ROANOKE TIMES

                         Roanoke Times
                 Copyright (c) 1995, Landmark Communications, Inc.

DATE: SUNDAY, February 23, 1992                   TAG: 9202210185
SECTION: EXTRA                    PAGE: E-4   EDITION: METRO 
SOURCE: JACQUELINE TRESCOTT
DATELINE: WASHINGTON                                LENGTH: Medium


BLACK HISTORY'S EARLY CHAMPION REVEALED IN SMITHSONIAN EXHIBIT

Here, as you walk through the gallery, is a bill of sale signed April 19, 1809, to James Madison from Thomas Jefferson for one slave. Here is a letter the Rev. Francis Grimke, the pastor of Washington's Fifteenth Street Presbyterian Church, wrote to Woodrow Wilson on Sept. 5, 1913, blasting segregation within the federal government. Here is the annotated typescript stanza of poet Paul Laurence Dunbar's "The Unsung Heroes."

And here, in this Library of Congress exhibition titled "Moving Back Barriers: The Legacy of Carter G. Woodson," are rare editions of the historian's 15 books, the illustrations for his publications from the masters James L. Wells and Lois Mailou Jones, and Woodson's correspondence with the famous - from George Washington Carver to Booker T. Washington to Mary Church Terrell.

Woodson, the man who founded Negro History Week nearly 70 years ago and lived for three decades in Washington, spent his life documenting and collecting evidence of the ideas and achievements of black Americans - and often the world around them.

The exhibition stands as an umbrella of many topics. To promote black history, Woodson and Woodson others founded the Association for the Study of Negro Life and History in 1915, which published the Journal of Negro History and the Negro History Bulletin, and started Associated Publishers, the oldest black publishing company in the country.

This work is the core of the exhibit. It's divided into eight categories and a good number of the artifacts are arranged on brown partitions, designed to resemble library stacks.

It's a studied, precise touch. Woodson donated 5,000 items from the 18th, 19th and 20th centuries to the library. His words are stenciled on the walls: "Just as thorough education in the belief in the inequality of races has brought the world to the cat-and-dog stage of religious and racial strife, so may thorough instruction in the equality of races bring about a reign of brotherhood through an appreciation of the virtues of all races, creeds and colors."

The show strays away from the historian as the main focus in a way that might please Woodson, whose interests were eclectic. Part of the civil rights section is devoted to the case of William D. Crum, a black physician in Charleston, S.C., who was denied a promised political plum of customs collector. Included is a letter Woodson saved from Theodore Roosevelt to Booker T. Washington pledging his support to Crum.
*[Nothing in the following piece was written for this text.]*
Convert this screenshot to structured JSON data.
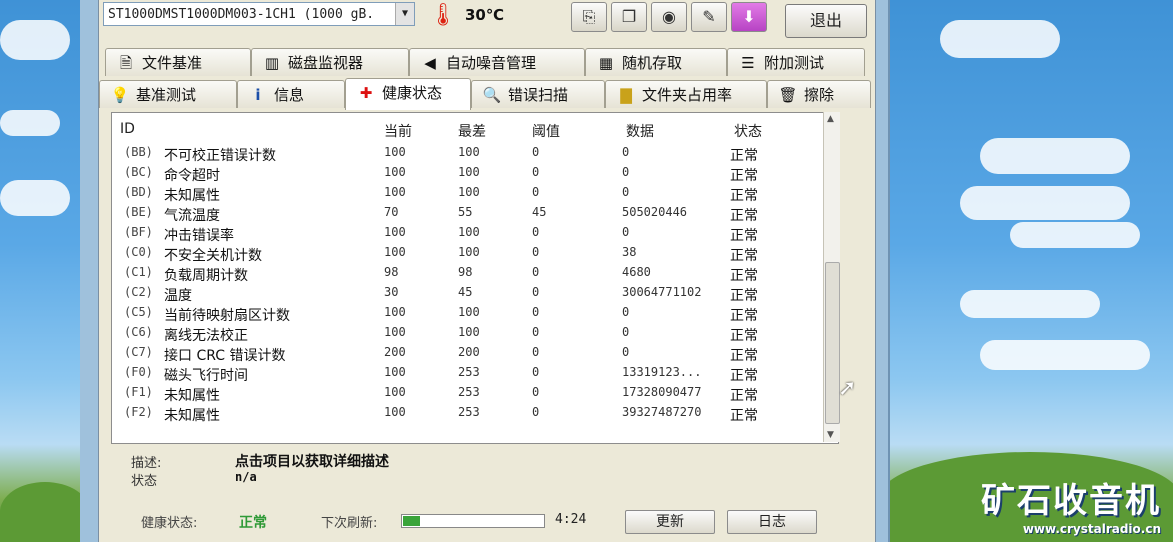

Born in New Canton, Va., in 1875 and the son of former slaves, Woodson worked on the railroad and in coal mines and was 20 before he went to high school. In the next two decades he finished high school and earned degrees from Berea College, the University of Chicago and Harvard University, where he was the second African American to earn a Ph.D. in history. William E.B. Du Bois would later say of Woodson, "Few men have made so deep an imprint as Carter Woodson on thousands of scholars in historical study and research."

Much of his pioneering work is acknowledged in the exhibit. With the help of a grant from Laura Spelman Rockefeller, Woodson did a study of the 1830 census and listed the blacks who had owned slaves. He also wrote "The Mind of the Negro as Reflected in Letters Written During the Crisis, 1800-1860" and "The Mis-Education of the Negro," which took black educators to task for failing to design a curriculum especially for blacks.

The exhibit runs until April 26 in the library's Madison Building.